I developed gestational trophoblastic disease where placental tissue continued to grow and was told if I did not kill it with chemo, the tissue would replicate and metastasize throughout my body like cancer and may even turn into cancer.  I felt like I had no other options. 

This was an extremely rare disease, there was very little information available on it, and all of the information that was available stated to start chemotherapy with methotrexate.  So that’s what I did – first I received a CT scan (500 times the radiation of an x-ray, sounds like a great way to get cancer down the road).  Then, 10 weeks of chemotherapy at the cancer center where there were many older and sicker patients, where I stuck out like a sore thumb at 26 years of age.  I felt there was no natural specialist that could help me with this diagnosis since it was so rare.  So I had to stick with mainstream medicine even though nothing I do is mainstream – I don’t own a microwave, try to eat organic foods only, clean with vinegar, don’t carry my cell phone on my body due to radiation, etc.  But I felt like I had no choice but to put poisonous chemotherapy into my body. 
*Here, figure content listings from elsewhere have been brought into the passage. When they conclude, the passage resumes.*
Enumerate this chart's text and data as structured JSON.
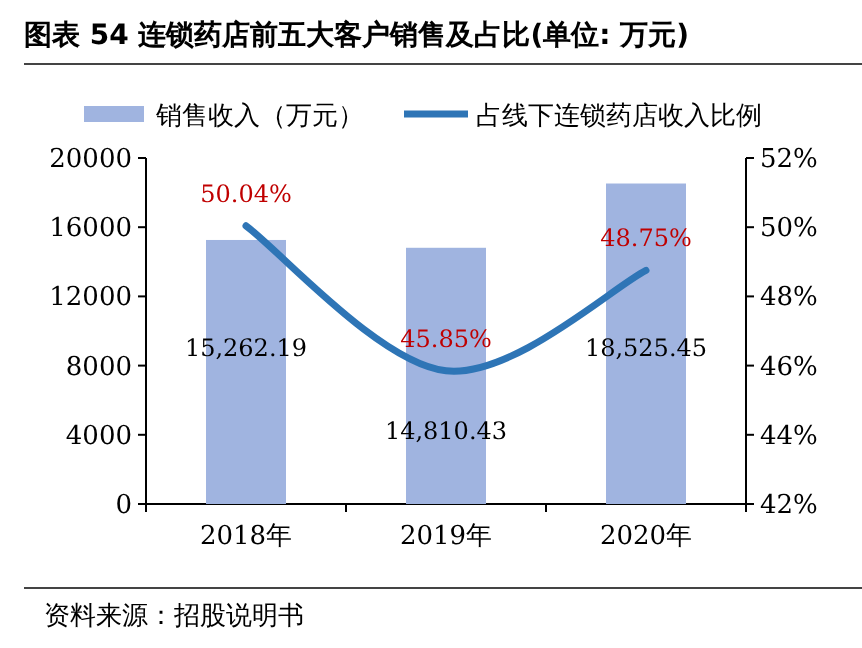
{
  "chart_data": {
    "type": "bar",
    "title": "图表 54 连锁药店前五大客户销售及占比(单位: 万元)",
    "categories": [
      "2018年",
      "2019年",
      "2020年"
    ],
    "series": [
      {
        "name": "销售收入（万元）",
        "color": "#a0b4e0",
        "values": [
          15262.19,
          14810.43,
          18525.45
        ],
        "value_labels": [
          "15,262.19",
          "14,810.43",
          "18,525.45"
        ]
      },
      {
        "name": "占线下连锁药店收入比例",
        "type": "line",
        "axis": "y2",
        "color": "#2e75b6",
        "values": [
          50.04,
          45.85,
          48.75
        ],
        "value_labels": [
          "50.04%",
          "45.85%",
          "48.75%"
        ]
      }
    ],
    "ylim": [
      0,
      20000
    ],
    "yticks": [
      0,
      4000,
      8000,
      12000,
      16000,
      20000
    ],
    "y2lim": [
      42,
      52
    ],
    "y2ticks": [
      {
        "value": 42,
        "label": "42%"
      },
      {
        "value": 44,
        "label": "44%"
      },
      {
        "value": 46,
        "label": "46%"
      },
      {
        "value": 48,
        "label": "48%"
      },
      {
        "value": 50,
        "label": "50%"
      },
      {
        "value": 52,
        "label": "52%"
      }
    ],
    "legend": "top",
    "annotations": [
      "资料来源：招股说明书"
    ]
  }
}
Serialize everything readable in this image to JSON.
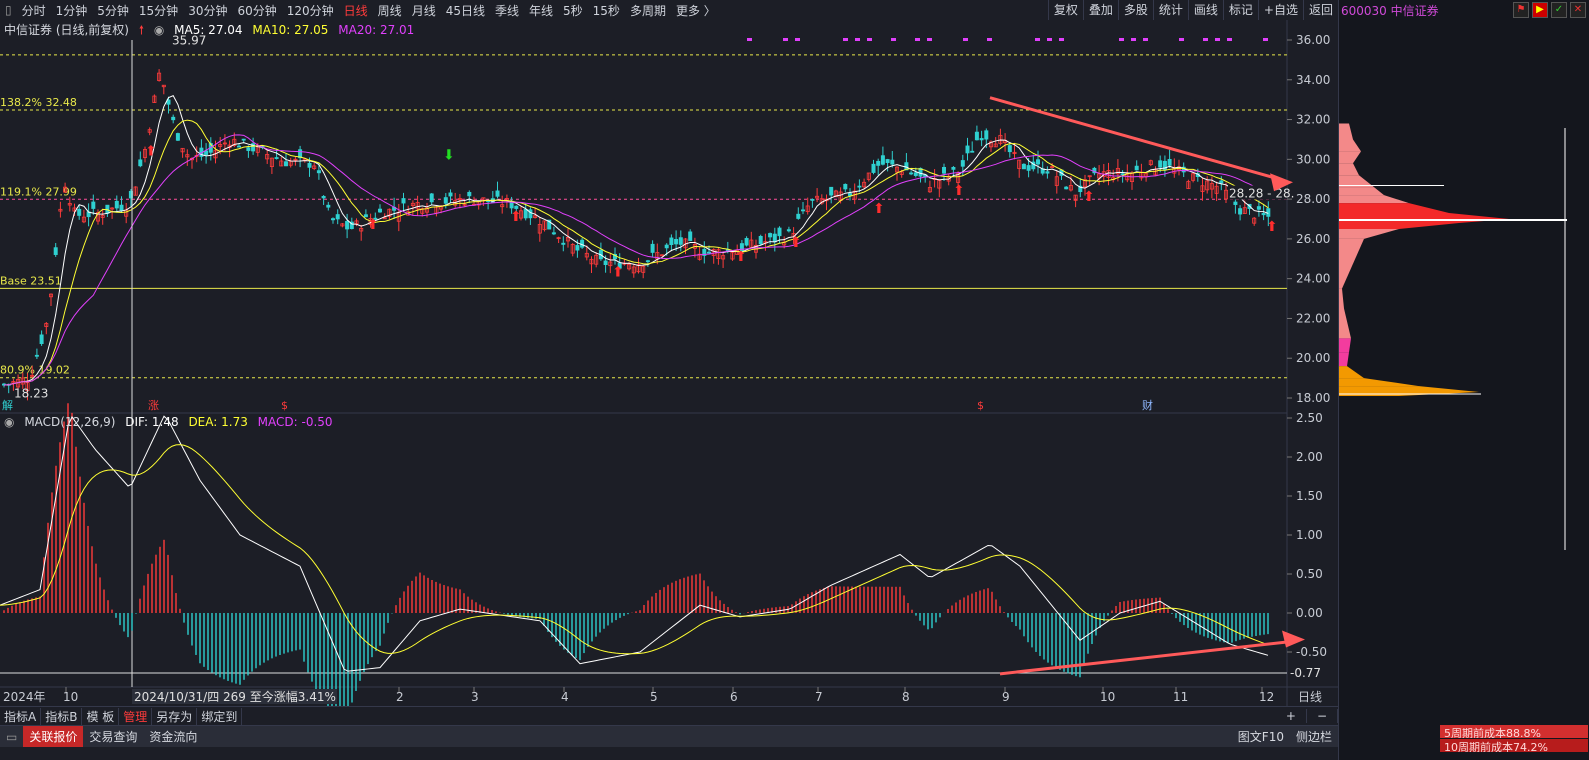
{
  "toolbar": {
    "timeframes": [
      "分时",
      "1分钟",
      "5分钟",
      "15分钟",
      "30分钟",
      "60分钟",
      "120分钟",
      "日线",
      "周线",
      "月线",
      "45日线",
      "季线",
      "年线",
      "5秒",
      "15秒",
      "多周期",
      "更多 〉"
    ],
    "active_index": 7,
    "right_buttons": [
      "复权",
      "叠加",
      "多股",
      "统计",
      "画线",
      "标记",
      "+自选",
      "返回"
    ]
  },
  "right_panel": {
    "code_name": "600030 中信证券"
  },
  "main_chart": {
    "title": "中信证券 (日线,前复权)",
    "ma5": "MA5: 27.04",
    "ma10": "MA10: 27.05",
    "ma20": "MA20: 27.01",
    "colors": {
      "ma5": "#ffffff",
      "ma10": "#ffff33",
      "ma20": "#e040fb",
      "up": "#ff3b3b",
      "down": "#2fd0d0"
    },
    "price_ticks": [
      "36.00",
      "34.00",
      "32.00",
      "30.00",
      "28.00",
      "26.00",
      "24.00",
      "22.00",
      "20.00",
      "18.00"
    ],
    "fib_labels": [
      "138.2% 32.48",
      "119.1% 27.99",
      "Base 23.51",
      "80.9% 19.02"
    ],
    "high_label": "35.97",
    "low_label": "18.23",
    "last_price_label": "28.28 - 28.",
    "event_markers": [
      "解",
      "涨",
      "$",
      "$",
      "财"
    ]
  },
  "macd": {
    "title": "MACD(12,26,9)",
    "dif": "DIF: 1.48",
    "dea": "DEA: 1.73",
    "macd": "MACD: -0.50",
    "ticks": [
      "2.50",
      "2.00",
      "1.50",
      "1.00",
      "0.50",
      "0.00",
      "-0.50"
    ],
    "min_label": "-0.77"
  },
  "xaxis": {
    "year_label": "2024年",
    "months": [
      "10",
      "2",
      "3",
      "4",
      "5",
      "6",
      "7",
      "8",
      "9",
      "10",
      "11",
      "12"
    ],
    "cursor_label": "2024/10/31/四 269 至今涨幅3.41%",
    "period_label": "日线"
  },
  "bottom_tabs": [
    "指标A",
    "指标B",
    "模 板",
    "管理",
    "另存为",
    "绑定到"
  ],
  "bottom_right": [
    "+",
    "−"
  ],
  "status_tabs": [
    "关联报价",
    "交易查询",
    "资金流向"
  ],
  "status_right": [
    "图文F10",
    "侧边栏"
  ],
  "cost_lines": [
    "5周期前成本88.8%",
    "10周期前成本74.2%"
  ]
}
This experience led me to look into natural therapies – wouldn’t it be nice if more information was out there so naturalist patients going through tough diagnoses wouldn’t feel so hopeless and alone?  I brushed up on the Gerson diet and added juicing to my diet and also used acupuncture to help get me through chemo. 

I felt like I wanted to explode with all of the information I had learned, like I want to shout out the truth to everyone and explain what is really going on with our food system in this country as well as our health care system.  How could I go six years in college in a health care field without a single lecture on the importance of nutrition?  How could I not know what spelt and amaranth are?  I am an educated individual, how come no one ever taught me this?  Why do I have to seek out this information on my own and how come I did not know about it until now?! 

There must be other people who don’t know about it – I need to get the message out!  I decided there must be a better way.  A better way for our farmers to use healthy procedures when growing crops, to use humane practices for raising animals for food; a better way for our healthcare system to take care of patients without giving them dangerous drugs or exposing them to unnecessary harm during certain procedures; a different way of thinking that has to do with nature; with what makes sense and not simply what makes money.  So I set out to spread my knowledge to others who may be interested in natural medicine through my blog where I challenge traditional healthcare beliefs.

Educating others is not enough so I decided now I must be part of the solution. There are so many toxins and untested chemicals in our environment today – it’s no wonder 1 out of every 2 people now develop cancer! We need to do better.

The cosmetic industry is not really regulated in our country. There are thousands of untested chemicals used that may contribute to ill health effects in humans. I wanted to create a line that goes back to nature. You basically eat anything you put on your skin – it is absorbed right into your blood stream without your liver having a chance to filer it out. So I decided if you can’t eat it, you shouldn’t put it on your skin, and developed a skin care line using only food grade ingredients.